After evaluating a dozen different green building incentive options, the report identified the most attractive incentives as:
1. Tax incentives- temporarily reduced taxes for specific levels of green measures and certification.
For example, in Cincinnati, Ohio, a 100 percent tax exemption for LEED certified buildings, not to exceed $500,000 over 15 years for new buildings and over 10 years for renovations, is offered by the city. If the building receives LEED Platinum certification, there is no maximum exemption.
2. Density/floor area ratio bonuses- implement height bonuses, floor area/ration bonuses, reductions in landscaping requirements and inclusion of green roof space as landscaping/open space in return for achieving levels of green building ratings.
For example, in Arlington, Virginia, an incentive awards commercial projects and private developments that earn LEED certification additional density between .15 and .35 FAR and/or additional height of up to three stories (the higher the certification level, the greater the density awarded). Certification does not guarantee additional density – projects are analyzed on a case-by-case basis. The Master Certificate of Occupancy is awarded when the building is certified.
3. Expedited permitting- streamline the permitting process for building, plan and site permits on projects that achieve a certain level of sustainability.
For example, in Chicago, Illinois, the program reduces the permitting process for developers and owners who build green to less than 30 business days and, in some cases, less than 15 days. The length is determined by the number of green building elements, the LEED certification level, and the project complexity.
“No matter what option a community uses, the best recipe for success is a policy that is easy to implement and execute,” said AIA vice president, Government and Community Relations, Paul Mendelsohn. “Our intention is to help speed the process for which green building practices become the norm. As we move towards that possibility through incentives, local building department resources become strained and progress is stalled.

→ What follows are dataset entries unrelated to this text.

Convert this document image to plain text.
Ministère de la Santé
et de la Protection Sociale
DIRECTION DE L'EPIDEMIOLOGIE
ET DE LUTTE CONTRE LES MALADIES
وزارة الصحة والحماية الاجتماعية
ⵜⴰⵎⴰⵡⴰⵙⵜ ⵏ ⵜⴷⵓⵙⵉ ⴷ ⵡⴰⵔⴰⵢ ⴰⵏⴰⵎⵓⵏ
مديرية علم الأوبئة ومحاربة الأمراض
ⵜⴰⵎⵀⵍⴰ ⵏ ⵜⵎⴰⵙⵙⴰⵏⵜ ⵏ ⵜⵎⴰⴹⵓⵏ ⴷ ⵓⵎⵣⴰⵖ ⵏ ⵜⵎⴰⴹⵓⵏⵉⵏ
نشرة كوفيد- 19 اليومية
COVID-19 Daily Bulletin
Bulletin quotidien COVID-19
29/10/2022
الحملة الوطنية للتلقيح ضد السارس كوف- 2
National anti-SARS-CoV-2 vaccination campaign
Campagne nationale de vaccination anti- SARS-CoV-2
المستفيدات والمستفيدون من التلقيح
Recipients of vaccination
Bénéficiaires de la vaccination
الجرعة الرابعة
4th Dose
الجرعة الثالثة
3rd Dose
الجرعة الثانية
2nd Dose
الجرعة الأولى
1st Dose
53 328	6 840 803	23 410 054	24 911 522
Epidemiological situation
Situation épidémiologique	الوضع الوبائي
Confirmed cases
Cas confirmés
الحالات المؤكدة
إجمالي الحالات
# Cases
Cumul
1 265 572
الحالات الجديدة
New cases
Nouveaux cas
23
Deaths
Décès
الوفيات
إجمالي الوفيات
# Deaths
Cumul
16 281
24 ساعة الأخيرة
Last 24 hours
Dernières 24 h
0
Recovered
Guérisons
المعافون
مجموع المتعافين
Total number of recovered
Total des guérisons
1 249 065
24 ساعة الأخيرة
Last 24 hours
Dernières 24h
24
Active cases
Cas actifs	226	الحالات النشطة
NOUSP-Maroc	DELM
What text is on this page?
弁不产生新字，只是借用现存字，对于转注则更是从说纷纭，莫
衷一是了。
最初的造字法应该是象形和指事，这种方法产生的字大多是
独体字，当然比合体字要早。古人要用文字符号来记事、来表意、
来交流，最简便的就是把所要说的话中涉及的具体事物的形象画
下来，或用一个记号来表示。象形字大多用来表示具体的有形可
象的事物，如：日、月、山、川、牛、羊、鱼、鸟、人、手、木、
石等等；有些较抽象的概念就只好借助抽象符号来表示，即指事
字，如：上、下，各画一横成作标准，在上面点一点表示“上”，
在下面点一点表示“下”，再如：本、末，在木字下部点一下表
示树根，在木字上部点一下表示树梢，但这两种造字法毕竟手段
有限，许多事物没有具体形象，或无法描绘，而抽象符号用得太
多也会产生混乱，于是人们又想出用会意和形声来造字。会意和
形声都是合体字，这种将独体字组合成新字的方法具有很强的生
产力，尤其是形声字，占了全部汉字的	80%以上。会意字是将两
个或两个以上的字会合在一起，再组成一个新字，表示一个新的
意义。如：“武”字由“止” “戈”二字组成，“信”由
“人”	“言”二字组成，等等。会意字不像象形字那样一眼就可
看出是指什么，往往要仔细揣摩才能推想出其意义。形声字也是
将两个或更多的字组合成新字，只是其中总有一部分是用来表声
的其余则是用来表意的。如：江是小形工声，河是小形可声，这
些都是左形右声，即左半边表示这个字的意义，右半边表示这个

We recommend state and/or federal subsidies as the best solution to help ease the burden of stretched local officials and ensure effective green building incentive programs.”
Additional recommendations include:
* Hire trained professionals in multiple departments who are knowledgeable about sustainable design and green rating systems to ensure expedited permitting and zone fee reductions can be executed
* Conduct public education campaigns to better inform the public and building owners on the environmental, economic and public health benefits of green buildings
* Target a wide spectrum of builders, developers, owners and operators with a mix of mutually beneficial incentive options
* Develop grant and loan programs to address needs of smaller businesses
* Seek federal support for green building through grant programs, district tax credits and small business loans
Last year, the AIA convened a Developers Roundtable to gather recommendations from business leaders and their representatives in the development community on the best types of green incentives. This report is part of a follow up to that effort. This will be followed up with AIA legislative advocacy efforts to accelerate the adoption of state and local green building programs. The AIA and the National Association of Counties will also announce the findings of a report on the number of counties nationwide that have instituted green building programs in July.